India’s long-awaited overhaul of its telecoms regulatory framework was finally unveiled by the government yesterday, outlining proposed new rules around spectrum licensing, local equipment sourcing and roaming – and including a commitment to encouraging consolidation in the country’s crowded mobile sector.
The government is hoping the new proposals – which are expected to be signed-off by the end of the year – will draw a line under India's recent spectrum licensing scandal, which is thought to have cost the country around US$39 billion in lost revenue and led to the resignations of government Ministers and a full criminal investigation.
The proposal document includes a commitment to “delink the licensing of networks from the delivery of service to the end users to facilitate faster rollout of services,” creating a Network Service Operator (NSO) that will handle the network and a Service Delivery Operator to deliver services to the end user. Spectrum will also be “delinked” from licenses in the future, allowing it to be priced at a market rate.
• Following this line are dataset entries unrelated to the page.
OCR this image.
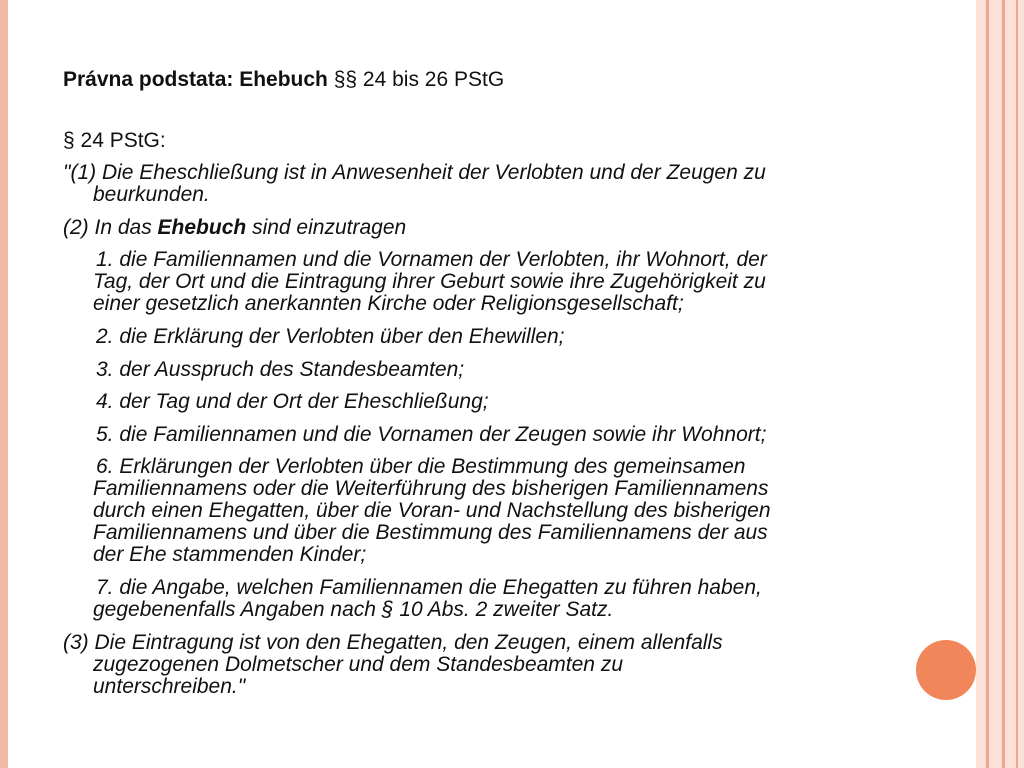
Právna podstata: Ehebuch §§ 24 bis 26 PStG
§ 24 PStG:
"(1) Die Eheschließung ist in Anwesenheit der Verlobten und der Zeugen zu
beurkunden.
(2) In das Ehebuch sind einzutragen
1. die Familiennamen und die Vornamen der Verlobten, ihr Wohnort, der
Tag, der Ort und die Eintragung ihrer Geburt sowie ihre Zugehörigkeit zu
einer gesetzlich anerkannten Kirche oder Religionsgesellschaft;
2. die Erklärung der Verlobten über den Ehewillen;
3. der Ausspruch des Standesbeamten;
4. der Tag und der Ort der Eheschließung;
5. die Familiennamen und die Vornamen der Zeugen sowie ihr Wohnort;
6. Erklärungen der Verlobten über die Bestimmung des gemeinsamen
Familiennamens oder die Weiterführung des bisherigen Familiennamens
durch einen Ehegatten, über die Voran- und Nachstellung des bisherigen
Familiennamens und über die Bestimmung des Familiennamens der aus
der Ehe stammenden Kinder;
7. die Angabe, welchen Familiennamen die Ehegatten zu führen haben,
gegebenenfalls Angaben nach § 10 Abs. 2 zweiter Satz.
(3) Die Eintragung ist von den Ehegatten, den Zeugen, einem allenfalls
zugezogenen Dolmetscher und dem Standesbeamten zu
unterschreiben."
The government also said it will make available an additional 300MHz spectrum by 2017 and another 200MHz by 2020, a move that was welcomed by local operators struggling with capacity constraints in the world’s fastest-growing (and second-largest) mobile market.
"The proposal to provide more spectrum, allow sharing of spectrum and allocation of spectrum through transparent market-based processes are progressive policy decisions, which will provide much needed capacity augmentation to this vital sector," said market-leader Bharti in a statement.
Operators are also likely to welcome moves to ease competitive pressures by encouraging market consolidation. The government outlined its aim to “facilitate consolidation in the converged telecom service sector while ensuring sufficient competition.” One solution is to provide a formal “Exit Policy” for licensees, allowing them to merge or be acquired by rivals.
Other measures – likely to be less beneficial to operators – include a proposal to phase out roaming charges between national circles, and to roll-out mobile number portability on a nationwide basis (allowing users to retain their mobile number while shifting from one service area to another, irrespective of the service provider).
There was also a commitment to promoting India’s "domestic production of telecommunication equipment," with a goal of local vendors accounting for 80 percent of the sector by 2020, increasing their revenue by 65 percent from today.